I guess this book might not be for you if you prefer one long "story" rather than a collection of different experiences, but for me (perhaps because I have a background in psychology!) reading about Joe's feelings towards climbing and whether or not it is worth the risks was a really rewarding experience and I think that for anyone who is troubled with asking what life is for or why we are here I feel like the answer is hidden inside books like this, and inside people who follow their dreams to the very end.
on 16 June 2005
I've read nearly all of joe simpson's books and i have to say, this is one of his best. His use of comedy, grappling with his frustrations and uncertainties towards the hobby he has devoted his life to are beautifully written and gripping.
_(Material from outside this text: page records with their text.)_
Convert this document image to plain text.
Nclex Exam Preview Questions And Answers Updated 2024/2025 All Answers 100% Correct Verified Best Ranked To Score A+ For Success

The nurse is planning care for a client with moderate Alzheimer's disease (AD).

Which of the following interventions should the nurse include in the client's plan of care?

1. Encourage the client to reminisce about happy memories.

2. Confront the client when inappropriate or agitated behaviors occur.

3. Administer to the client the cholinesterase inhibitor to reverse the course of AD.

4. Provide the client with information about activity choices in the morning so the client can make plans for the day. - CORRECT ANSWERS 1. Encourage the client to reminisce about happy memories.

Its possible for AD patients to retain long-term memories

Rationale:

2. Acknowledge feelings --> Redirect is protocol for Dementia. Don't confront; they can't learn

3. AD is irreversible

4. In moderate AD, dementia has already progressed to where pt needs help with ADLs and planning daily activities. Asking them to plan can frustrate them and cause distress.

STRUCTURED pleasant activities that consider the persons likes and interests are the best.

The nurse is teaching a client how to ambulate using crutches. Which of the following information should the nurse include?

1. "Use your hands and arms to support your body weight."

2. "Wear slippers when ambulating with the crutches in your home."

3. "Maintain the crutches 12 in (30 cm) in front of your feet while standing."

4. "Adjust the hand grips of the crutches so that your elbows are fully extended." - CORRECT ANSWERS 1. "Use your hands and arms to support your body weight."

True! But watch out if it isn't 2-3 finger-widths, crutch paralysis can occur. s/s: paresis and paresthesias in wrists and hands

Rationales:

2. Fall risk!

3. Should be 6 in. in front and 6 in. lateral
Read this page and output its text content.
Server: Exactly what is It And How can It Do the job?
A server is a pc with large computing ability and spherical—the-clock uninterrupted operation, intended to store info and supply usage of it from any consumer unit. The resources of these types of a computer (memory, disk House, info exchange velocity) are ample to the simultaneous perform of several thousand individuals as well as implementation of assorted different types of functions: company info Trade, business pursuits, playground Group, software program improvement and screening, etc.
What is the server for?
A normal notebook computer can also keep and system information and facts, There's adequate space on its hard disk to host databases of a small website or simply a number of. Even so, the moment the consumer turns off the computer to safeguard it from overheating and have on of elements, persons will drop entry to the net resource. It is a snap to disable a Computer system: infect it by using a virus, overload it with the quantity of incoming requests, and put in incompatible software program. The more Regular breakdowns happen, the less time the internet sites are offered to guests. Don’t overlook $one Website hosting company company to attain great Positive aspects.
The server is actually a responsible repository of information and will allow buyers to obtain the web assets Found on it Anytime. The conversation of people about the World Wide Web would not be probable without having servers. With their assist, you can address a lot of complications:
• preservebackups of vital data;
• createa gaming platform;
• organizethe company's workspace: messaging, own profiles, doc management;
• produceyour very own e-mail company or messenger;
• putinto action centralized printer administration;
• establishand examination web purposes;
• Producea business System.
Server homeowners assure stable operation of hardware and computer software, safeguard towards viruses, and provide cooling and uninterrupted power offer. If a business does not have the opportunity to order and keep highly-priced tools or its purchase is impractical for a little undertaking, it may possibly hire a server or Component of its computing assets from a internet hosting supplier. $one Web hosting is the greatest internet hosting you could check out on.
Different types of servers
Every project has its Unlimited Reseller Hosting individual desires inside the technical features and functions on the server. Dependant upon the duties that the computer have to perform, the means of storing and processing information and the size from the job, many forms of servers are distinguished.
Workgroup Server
Having grown up with climbing and being surrounded by climbers most of my life, even though, i myself, do not climb, the only problem i found with the book was his descriptions of equipment and gradings in the first part of the book. I feel that this is just because i have knowledge of the subject however and it would not deter any non-climber from the book. I would recomend it to anybody, especially those who have grown up within a climbing society. It puts what these people i have known all my life do, into perspective, and why they eventually fall out of love with the sport.
on 4 January 2004
This book certainly isn's awful but it lacks any real direction and the grand finale climb on the North Face of the Eiger which the whole book has been building up to is an anti climax to say the least. The writing style is occasionally thrilling with some good, interesting sections but seems to wander about aimlessly. And in one or two places he resorts to awful, over dramatic cliches - I guess with a title like "The Beckoning Silence" one should expect as much.
Towards the end of the book he refers to a contractual obligation he had to write about the Eiger and the hold the mountain had on him. This is sadly apparent in the writing. I don't feel this is a book the author really wanted to write - but rather a pot boiler. It's not awful, but you would have a right to expect more from and author as justifiably respected as Joe Simpson.